Lessons from the Lacrosse Killer
A writer who knows her crime sees a hard lesson in the Virginia lacrosse murder.
On May 3, Yeardley Love, a lacrosse player at the University of Virginia, was beaten to death, allegedly by her ex-boyfriend, George Huguely, another lacrosse player at the university. It was not the first time he had engaged in violence against her. Kathryn Casey, a true-crime writer for the blog Women In Crime Ink, has a warning for women who might find themselves in similarly abusive relationships:
They’re not knights in shining armor. Their fervor isn’t building because they love and want to protect you. I don’t care if you met them in a bar, in church or on a college campus. The first time he lifts a fist toward you, when he issues his first threat, or his behavior verges on stalking, get help. Don’t explain it away. Don’t think you can change him. Tell those in charge, expose him for what he is, do what you have to do to stay safe, and get him the hell out of your life.
In fact, it’s a good thing to stand your ground from the start. Take your time. Don’t get invested in a guy too early. Wait on falling head over heels and starting a sexual relationship with a guy, until you know what type of person he is, including how he handles conflict. Do your best to make sure he’s one of the good guys before you become romantically entangled.
There are almost always signs that a jerk’s not a keeper. There are indications that the situation is spiraling out of control. Listen to your instincts. Those little hairs standing up on the back of your neck when you think about what he’s capable of, they’re telling you something. The goosebumps on your arms might not be from attraction but fear. Watch for the signs, keep your eyes open, and if you see indications that the guy has violence, rage, sex and love mixed-up, get out!

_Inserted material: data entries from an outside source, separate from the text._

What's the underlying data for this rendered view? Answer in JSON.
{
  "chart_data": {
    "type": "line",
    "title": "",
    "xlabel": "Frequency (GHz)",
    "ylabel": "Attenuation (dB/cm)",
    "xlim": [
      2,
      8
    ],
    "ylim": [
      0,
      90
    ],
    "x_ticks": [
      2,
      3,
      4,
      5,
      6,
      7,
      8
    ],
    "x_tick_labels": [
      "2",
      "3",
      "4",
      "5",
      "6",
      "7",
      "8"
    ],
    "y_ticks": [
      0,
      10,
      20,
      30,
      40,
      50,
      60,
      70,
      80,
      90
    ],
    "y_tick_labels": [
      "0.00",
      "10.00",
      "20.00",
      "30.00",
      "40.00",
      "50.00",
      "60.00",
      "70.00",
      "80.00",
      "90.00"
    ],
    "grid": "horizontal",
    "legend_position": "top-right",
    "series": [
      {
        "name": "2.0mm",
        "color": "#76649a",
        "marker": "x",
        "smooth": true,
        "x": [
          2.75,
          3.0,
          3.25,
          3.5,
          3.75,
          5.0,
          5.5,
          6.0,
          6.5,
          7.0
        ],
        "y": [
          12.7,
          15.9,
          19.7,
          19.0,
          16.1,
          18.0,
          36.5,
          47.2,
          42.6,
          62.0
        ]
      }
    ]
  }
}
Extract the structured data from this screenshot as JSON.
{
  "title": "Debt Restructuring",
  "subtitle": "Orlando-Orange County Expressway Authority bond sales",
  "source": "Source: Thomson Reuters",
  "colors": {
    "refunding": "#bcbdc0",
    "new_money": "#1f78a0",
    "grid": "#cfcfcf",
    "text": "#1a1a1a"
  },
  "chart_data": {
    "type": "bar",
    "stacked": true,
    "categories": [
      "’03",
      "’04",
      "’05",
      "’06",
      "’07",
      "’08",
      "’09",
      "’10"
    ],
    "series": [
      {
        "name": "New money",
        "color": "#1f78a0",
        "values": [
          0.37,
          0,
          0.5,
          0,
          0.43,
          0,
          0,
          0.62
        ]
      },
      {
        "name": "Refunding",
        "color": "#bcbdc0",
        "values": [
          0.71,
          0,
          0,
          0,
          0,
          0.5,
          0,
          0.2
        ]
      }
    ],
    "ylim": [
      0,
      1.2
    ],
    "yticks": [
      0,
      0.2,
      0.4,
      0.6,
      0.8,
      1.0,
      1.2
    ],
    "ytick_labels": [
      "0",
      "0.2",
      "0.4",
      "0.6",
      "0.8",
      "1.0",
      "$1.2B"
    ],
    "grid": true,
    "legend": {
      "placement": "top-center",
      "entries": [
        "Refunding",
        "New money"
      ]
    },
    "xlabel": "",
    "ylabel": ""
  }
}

George Huguely, now charged with murdering girlfriend Yeardley Love, apparently gave off those warning signals. News reports tell of prior altercations, including one with a woman police officer during which he yelled racial and sexual slurs. That run-in with the law resulted in probation. Huguely is, his friends say, a mean drunk. Yeardley must have known that; they were dating. Why didn’t she alert authorities when he sent her threatening text messages? Am I blaming the victim? No. The villain here isn’t Love; it’s Huguely. But we as women need to be proactive. We need to do what we can to protect ourselves.
Love had options she apparently didn’t take. Perhaps she thought she’d hang in there until May 23, when she and the man she was trying to wrench out of her life would each graduate and move in separate directions. Perhaps she’d talked him out of his rampages before and thought she could control him. Perhaps Love believed that, despite his threats, Huguely would never truly hurt her.
I understand that hindsight is 20/20, but Yeardley needed to take action, to get safe. She needed to understand who George Huguely is and that he had no place in her life.